My grandfather fought in the second world war. I hesitate to call him a "hero" as that word is used all to often, but he was a good man, a young man who answered his nation's call to fight in a war on the other side of the world. This post isn't really about him, but his story helps me frame what I want to talk about.
Gerard Quinn, my father's father, was initially sent to Sicily to run with the infantry for the Allied push into the so-called "soft underbelly of Europe". His tour, like so many others in the region, was far from "soft", and at some point along the way, a canon that hadn't been secured properly, fired and rolled backward and onto my grandfather, crushing his legs.
Fortunately for him (and his future grandchildren I suppose), the Allied position held and he was evacuated to the UK where he, once recovered in hospital, was returned to his company, as they prepared to invade the Netherlands. As a newly injured soldier, this did not favour his chances of returning alive, but Fortune intervened again: he was reassigned... to radio duty. As it turns out, my grandfather's penmanship was so exceptional, the Brass felt his skill would be more useful to the war effort receiving and transcribing messages from inside a helpless tank with a wooden gun barrel.

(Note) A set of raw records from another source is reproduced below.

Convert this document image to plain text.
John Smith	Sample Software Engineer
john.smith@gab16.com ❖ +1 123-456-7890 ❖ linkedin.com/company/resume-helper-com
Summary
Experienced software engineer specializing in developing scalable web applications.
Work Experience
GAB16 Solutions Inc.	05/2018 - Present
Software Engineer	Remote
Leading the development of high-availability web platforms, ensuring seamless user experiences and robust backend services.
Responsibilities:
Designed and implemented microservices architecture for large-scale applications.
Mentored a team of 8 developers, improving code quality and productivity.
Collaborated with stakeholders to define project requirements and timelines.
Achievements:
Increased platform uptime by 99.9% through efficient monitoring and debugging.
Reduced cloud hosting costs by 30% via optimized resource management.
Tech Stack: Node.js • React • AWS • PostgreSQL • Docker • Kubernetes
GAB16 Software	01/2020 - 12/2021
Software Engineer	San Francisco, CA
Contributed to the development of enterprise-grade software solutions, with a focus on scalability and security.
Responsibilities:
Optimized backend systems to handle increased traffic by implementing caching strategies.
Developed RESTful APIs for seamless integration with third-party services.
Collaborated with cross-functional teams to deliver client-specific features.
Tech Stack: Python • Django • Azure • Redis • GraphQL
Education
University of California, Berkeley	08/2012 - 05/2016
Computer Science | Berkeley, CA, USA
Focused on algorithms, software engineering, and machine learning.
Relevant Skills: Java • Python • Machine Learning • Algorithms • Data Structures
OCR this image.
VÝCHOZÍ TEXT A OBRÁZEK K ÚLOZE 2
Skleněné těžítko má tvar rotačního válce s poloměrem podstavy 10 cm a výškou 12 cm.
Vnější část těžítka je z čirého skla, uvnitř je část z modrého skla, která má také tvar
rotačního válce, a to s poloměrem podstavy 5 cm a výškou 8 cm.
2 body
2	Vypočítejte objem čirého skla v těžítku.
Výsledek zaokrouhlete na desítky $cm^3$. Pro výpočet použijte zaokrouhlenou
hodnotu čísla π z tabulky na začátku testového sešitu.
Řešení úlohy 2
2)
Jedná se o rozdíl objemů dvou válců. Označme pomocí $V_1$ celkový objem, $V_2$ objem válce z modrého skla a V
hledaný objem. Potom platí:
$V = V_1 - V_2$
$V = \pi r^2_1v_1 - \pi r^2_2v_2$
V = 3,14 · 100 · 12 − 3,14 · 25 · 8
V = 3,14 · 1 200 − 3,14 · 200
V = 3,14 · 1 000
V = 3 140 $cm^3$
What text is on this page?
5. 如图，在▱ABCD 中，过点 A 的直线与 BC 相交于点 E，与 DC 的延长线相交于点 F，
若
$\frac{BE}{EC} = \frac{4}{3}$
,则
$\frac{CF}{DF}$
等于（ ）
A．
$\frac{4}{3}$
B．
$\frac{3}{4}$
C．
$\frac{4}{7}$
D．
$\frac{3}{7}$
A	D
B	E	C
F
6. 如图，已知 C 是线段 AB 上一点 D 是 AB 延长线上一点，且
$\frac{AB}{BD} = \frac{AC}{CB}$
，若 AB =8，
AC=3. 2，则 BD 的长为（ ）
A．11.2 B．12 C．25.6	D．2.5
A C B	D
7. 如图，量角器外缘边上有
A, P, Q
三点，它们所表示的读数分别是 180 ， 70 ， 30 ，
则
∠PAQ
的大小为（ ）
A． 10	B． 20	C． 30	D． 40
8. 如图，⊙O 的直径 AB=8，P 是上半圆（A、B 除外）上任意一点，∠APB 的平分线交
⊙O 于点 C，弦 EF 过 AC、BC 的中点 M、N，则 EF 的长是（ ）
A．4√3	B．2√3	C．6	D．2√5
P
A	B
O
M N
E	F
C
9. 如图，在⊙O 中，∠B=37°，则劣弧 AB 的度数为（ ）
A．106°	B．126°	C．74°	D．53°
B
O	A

And so it is that my grandfather survived the War and helped, in his own small way, to liberate this place I now call home. I just learnt today that he was given a medal for his efforts in liberating the Netherlands -- just months before he died.
Today is Dodenherdenking, the Dutch day of remembrance for the war dead. It precedes Bevrijdingsdag, or Liberation Day and consists of an 8pm ceremony much like what you'd find in Canada on November 11th at 11:11. There's the two minutes silence, Taps (though it sounds slightly different), and laying of wreaths... even the Queen is there. I attended the services here in Amsterdam along with thousands of others and let me tell you: those 2minutes of silence: not a sound. Not cell phones, not even undisciplined children or dogs barking. The whole of Dam Square collectively remembered and observed for a full two minutes.
In those moments, as I do every November 11th, I thought of my grandfather, a young, dumb kid, doing what he thought was right at first, and ultimately doing what he could to survive. I'll think of him tomorrow too, while the country celebrates its liberation. I think he would have liked to see that.